Über die Fachhochschule St. Pölten
Die Fachhochschule St. Pölten ist Anbieterin praxisbezogener und leistungsorientierter Hochschulausbildung in den sechs Themengebieten Medien & Wirtschaft, Medien & Digitale Technologien, Informatik & Security, Bahntechnologie & Mobilität, Gesundheit und Soziales. In mittlerweile 17 Studiengängen werden rund 2.600 Studierende betreut. Neben der Lehre widmet sich die FH St. Pölten intensiv der Forschung. Die wissenschaftliche Arbeit erfolgt zu den oben genannten Themen sowie institutsübergreifend und interdisziplinär. Die Studiengänge stehen in stetigem Austausch mit den Instituten, die laufend praxisnahe und anwendungsorientierte Forschungsprojekte entwickeln und umsetzen.

www.fhstp.ac.at

Über den ÖAGG
Der Österreichische Arbeitskreis für Gruppentherapie und Gruppendynamik besteht seit dem Jahre 1959 und ist die größte Vereinigung von BeraterInnen, TrainerInnen und PsychotherapeutInnen in Österreich, mit rund 1.600 Mitgliedern und aktuell rund 1.500 AusbildungskandidatInnen in diversen Lehrgängen. Der ÖAGG ist die größte anerkannte psychotherapeutische Ausbildungsorganisation in Österreich.

www.oeagg.at

Über das Architekturbüro NMPB Architekten ZT GmbH
Die Arbeitsweise von NMPB Architekten ist geprägt durch ein beständiges Zusammenwirken von Berufspraxis, Forschung und Lehre. Die Projekte haben eine starke Beziehung zum Ort und seinem Umfeld, sind aus der Situation und dem Programm entwickelt.

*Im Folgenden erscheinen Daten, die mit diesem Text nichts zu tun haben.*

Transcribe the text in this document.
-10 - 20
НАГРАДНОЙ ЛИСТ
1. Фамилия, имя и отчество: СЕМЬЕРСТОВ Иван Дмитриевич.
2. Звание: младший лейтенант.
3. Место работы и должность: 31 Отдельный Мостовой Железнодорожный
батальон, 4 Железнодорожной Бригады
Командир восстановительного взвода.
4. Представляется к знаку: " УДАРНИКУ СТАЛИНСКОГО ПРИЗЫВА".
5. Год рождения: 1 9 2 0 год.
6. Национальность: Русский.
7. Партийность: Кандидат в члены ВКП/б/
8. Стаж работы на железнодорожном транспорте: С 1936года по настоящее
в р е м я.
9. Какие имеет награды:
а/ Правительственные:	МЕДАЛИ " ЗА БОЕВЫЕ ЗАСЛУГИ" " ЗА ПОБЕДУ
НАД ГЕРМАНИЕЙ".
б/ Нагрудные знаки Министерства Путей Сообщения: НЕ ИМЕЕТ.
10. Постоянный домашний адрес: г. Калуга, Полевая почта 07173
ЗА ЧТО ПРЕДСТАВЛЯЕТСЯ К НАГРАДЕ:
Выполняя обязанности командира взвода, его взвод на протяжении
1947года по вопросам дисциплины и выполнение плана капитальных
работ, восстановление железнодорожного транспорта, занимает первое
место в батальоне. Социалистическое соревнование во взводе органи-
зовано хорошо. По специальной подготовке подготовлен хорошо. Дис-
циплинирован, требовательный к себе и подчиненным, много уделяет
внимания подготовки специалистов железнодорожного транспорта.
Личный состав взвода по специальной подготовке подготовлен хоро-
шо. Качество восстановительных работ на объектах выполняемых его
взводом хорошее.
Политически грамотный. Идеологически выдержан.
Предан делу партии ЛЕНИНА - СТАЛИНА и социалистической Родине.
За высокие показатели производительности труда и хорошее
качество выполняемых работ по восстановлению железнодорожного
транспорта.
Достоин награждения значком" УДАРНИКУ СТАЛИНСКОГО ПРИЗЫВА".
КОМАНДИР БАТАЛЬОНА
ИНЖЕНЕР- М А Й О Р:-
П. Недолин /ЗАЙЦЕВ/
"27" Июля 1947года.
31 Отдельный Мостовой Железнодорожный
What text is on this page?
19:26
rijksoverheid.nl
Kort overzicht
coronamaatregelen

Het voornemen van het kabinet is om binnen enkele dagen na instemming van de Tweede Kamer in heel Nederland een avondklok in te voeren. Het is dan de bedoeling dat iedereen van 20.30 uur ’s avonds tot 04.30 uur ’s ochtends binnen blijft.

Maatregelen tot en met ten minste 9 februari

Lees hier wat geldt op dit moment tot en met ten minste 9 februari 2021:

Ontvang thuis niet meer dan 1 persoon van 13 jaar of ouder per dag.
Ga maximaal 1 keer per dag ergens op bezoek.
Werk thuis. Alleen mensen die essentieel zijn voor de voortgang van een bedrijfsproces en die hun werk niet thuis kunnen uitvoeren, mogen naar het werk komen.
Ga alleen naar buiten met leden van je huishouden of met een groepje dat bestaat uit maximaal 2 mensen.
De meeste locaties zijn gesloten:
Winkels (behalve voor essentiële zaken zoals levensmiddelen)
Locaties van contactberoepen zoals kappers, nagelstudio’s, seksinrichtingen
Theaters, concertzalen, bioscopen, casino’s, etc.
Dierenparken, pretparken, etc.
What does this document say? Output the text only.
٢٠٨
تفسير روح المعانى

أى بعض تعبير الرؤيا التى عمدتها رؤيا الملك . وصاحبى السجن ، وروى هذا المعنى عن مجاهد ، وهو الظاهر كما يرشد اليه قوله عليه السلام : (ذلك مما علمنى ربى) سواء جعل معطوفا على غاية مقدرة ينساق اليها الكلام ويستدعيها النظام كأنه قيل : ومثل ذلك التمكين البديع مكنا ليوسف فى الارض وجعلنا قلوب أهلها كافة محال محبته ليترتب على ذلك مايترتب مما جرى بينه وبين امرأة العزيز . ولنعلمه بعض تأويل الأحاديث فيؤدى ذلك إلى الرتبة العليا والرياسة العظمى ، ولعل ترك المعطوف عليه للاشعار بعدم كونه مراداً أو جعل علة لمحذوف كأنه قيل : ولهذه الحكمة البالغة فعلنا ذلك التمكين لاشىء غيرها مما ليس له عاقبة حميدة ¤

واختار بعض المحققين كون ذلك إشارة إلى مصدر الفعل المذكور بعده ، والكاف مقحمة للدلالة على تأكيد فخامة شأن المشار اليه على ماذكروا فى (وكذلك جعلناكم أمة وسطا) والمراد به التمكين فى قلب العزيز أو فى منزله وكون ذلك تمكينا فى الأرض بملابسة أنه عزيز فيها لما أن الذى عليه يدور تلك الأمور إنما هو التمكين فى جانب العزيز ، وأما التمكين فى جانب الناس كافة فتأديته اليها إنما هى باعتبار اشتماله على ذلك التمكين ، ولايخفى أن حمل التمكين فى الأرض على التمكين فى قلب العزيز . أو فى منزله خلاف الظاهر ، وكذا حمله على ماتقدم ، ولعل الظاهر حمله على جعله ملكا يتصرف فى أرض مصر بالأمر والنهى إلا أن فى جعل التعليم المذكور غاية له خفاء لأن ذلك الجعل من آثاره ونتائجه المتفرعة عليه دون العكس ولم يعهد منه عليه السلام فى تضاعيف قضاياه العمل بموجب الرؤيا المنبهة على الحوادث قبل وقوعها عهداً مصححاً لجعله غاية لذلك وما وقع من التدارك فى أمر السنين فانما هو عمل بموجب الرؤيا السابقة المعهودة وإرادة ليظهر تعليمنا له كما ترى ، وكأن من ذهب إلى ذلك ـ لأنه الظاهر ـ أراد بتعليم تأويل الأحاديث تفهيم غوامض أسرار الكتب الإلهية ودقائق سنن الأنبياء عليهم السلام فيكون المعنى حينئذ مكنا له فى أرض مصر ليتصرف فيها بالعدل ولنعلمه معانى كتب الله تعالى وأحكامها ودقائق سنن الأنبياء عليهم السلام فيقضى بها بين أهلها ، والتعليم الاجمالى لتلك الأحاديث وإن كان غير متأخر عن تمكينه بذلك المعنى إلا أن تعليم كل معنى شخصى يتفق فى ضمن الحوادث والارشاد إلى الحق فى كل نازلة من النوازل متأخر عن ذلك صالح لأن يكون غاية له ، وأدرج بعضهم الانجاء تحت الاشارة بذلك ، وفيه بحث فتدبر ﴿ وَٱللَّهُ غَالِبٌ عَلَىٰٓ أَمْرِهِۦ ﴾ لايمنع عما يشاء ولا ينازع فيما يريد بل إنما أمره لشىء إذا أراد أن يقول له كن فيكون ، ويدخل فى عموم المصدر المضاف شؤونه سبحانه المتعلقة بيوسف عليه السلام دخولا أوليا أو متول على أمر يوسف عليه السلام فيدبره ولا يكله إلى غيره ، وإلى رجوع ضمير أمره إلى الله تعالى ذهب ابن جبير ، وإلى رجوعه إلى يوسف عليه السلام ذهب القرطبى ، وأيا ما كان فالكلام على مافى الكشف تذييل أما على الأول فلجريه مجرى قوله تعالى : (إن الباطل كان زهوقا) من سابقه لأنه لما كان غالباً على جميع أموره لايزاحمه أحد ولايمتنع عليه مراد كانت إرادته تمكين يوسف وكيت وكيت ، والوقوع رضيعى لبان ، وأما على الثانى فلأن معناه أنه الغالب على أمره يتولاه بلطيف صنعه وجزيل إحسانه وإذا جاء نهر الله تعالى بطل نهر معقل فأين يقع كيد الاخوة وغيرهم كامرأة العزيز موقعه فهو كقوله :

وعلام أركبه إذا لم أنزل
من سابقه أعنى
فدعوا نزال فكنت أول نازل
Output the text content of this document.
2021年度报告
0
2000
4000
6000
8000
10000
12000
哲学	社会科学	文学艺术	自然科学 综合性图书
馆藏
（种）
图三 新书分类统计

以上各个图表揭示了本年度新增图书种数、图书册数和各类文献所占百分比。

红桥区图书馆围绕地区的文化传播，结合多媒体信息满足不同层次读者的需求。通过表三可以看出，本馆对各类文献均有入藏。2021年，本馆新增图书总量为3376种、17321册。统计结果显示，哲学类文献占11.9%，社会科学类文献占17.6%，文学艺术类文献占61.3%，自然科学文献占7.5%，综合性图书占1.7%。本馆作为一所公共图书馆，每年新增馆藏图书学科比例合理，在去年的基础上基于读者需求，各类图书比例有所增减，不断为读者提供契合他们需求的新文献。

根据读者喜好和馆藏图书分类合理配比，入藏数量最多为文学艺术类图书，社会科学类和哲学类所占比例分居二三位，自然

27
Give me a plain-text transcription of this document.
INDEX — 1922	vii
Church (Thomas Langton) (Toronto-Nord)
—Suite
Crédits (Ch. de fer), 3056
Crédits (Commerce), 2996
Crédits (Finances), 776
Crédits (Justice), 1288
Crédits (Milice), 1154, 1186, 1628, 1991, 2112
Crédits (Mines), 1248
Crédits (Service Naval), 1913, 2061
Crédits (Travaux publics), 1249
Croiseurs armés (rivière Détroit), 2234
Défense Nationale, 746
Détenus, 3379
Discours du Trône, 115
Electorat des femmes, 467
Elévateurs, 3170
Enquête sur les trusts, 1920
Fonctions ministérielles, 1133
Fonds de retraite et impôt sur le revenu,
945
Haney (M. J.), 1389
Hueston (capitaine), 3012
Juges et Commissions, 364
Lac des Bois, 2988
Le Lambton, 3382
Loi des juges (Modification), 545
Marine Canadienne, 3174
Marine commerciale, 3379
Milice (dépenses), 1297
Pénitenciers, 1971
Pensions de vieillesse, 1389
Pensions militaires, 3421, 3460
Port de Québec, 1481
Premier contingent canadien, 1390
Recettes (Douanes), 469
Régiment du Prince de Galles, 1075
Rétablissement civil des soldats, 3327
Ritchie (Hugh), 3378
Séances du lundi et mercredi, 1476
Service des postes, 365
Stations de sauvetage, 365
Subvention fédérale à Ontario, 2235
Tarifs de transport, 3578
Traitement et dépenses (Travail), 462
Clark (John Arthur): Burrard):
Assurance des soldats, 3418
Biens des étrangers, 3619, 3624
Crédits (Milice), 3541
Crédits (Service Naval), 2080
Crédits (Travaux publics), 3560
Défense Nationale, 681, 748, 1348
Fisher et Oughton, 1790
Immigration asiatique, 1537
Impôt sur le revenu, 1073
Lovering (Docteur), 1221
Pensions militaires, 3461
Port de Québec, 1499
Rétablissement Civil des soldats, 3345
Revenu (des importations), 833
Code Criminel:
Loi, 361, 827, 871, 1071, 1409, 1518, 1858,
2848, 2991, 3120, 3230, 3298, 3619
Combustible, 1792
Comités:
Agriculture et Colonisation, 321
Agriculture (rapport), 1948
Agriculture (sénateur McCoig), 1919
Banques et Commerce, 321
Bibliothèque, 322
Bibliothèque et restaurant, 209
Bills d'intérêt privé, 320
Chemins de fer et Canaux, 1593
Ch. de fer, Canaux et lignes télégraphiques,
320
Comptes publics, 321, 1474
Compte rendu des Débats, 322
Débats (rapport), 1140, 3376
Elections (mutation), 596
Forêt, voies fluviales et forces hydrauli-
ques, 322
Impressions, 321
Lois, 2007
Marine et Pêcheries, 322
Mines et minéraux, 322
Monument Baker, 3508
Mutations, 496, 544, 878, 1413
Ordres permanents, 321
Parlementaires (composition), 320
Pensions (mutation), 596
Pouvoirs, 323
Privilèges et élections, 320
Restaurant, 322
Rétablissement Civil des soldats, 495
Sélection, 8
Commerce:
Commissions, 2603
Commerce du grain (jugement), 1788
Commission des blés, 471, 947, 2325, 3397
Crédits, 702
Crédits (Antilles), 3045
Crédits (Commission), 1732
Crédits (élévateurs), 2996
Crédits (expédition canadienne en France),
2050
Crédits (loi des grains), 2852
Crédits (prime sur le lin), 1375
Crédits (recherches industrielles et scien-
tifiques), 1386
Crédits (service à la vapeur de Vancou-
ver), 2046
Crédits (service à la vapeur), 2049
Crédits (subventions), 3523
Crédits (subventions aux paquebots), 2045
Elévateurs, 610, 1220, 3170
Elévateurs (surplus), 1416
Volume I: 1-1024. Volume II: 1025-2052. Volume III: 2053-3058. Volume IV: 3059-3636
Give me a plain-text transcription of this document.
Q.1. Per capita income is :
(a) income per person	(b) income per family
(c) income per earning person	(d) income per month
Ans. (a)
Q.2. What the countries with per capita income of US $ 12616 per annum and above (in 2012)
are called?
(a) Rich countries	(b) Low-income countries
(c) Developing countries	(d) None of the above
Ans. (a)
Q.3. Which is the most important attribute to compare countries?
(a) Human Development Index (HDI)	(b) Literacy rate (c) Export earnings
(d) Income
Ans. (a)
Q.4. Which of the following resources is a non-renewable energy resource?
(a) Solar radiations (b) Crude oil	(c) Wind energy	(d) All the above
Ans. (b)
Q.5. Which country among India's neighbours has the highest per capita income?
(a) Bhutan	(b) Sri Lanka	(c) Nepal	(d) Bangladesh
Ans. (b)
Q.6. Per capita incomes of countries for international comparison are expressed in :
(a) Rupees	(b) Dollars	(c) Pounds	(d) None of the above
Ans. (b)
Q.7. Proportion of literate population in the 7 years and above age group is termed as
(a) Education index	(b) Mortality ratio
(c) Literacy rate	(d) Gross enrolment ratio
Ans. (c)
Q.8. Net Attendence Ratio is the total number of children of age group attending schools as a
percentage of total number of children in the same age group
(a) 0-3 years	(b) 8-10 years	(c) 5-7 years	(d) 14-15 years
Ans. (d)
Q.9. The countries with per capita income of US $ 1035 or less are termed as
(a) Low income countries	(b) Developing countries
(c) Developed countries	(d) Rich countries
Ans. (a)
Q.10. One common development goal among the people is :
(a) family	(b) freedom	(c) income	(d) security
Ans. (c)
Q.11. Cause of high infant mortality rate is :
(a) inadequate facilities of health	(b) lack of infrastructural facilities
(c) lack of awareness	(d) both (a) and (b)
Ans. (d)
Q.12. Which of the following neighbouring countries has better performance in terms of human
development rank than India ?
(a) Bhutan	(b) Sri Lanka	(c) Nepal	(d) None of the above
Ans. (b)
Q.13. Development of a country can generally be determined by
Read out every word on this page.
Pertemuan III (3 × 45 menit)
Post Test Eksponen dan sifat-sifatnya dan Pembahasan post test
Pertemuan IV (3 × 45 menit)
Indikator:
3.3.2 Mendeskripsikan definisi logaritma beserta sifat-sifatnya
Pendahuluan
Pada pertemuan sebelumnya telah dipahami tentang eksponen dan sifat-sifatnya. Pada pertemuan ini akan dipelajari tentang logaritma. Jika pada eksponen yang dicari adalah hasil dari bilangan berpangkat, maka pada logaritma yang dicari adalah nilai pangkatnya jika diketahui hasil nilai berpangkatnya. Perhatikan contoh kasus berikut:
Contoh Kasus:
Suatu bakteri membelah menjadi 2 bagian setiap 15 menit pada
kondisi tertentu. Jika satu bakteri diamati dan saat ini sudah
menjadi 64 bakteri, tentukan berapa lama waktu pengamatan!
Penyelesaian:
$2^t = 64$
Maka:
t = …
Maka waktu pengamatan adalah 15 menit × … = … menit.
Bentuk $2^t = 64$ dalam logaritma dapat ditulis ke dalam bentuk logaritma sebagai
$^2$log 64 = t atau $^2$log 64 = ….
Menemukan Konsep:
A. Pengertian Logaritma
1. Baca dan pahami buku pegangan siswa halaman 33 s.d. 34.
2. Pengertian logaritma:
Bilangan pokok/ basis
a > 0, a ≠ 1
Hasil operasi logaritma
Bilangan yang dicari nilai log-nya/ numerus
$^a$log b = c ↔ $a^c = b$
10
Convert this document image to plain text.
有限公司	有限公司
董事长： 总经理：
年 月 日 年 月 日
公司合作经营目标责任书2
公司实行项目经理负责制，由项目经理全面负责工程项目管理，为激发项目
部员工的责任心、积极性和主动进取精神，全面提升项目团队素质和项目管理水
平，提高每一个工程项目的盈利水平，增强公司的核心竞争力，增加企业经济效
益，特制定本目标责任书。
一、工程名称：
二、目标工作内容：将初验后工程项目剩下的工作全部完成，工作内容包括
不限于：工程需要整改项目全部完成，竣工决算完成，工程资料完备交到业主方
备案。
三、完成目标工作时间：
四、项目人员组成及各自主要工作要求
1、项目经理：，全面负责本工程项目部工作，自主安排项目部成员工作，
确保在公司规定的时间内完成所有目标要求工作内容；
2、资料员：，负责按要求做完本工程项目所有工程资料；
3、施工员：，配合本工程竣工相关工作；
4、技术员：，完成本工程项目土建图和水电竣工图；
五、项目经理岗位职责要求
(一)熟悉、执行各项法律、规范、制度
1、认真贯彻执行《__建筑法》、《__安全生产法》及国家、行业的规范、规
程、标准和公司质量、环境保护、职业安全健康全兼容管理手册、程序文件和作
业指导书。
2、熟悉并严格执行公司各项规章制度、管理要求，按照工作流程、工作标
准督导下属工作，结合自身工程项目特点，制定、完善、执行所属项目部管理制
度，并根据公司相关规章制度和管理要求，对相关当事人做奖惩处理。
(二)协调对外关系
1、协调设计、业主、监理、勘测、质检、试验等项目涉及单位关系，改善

Dies garantiert differenzierte Lösungen, Individualität und Unverwechselbarkeit. Die Bandbreite der Projekte von NMPB Architekten umfasst realisierte oder in Ausführung begriffene öffentliche Bauten wie Schulen, Universitätsgebäude, sowie Bürogebäude und Wohnbauten. NMPB Architekten sind Gewinner zahlreichen Wettbewerbe im In- und Ausland.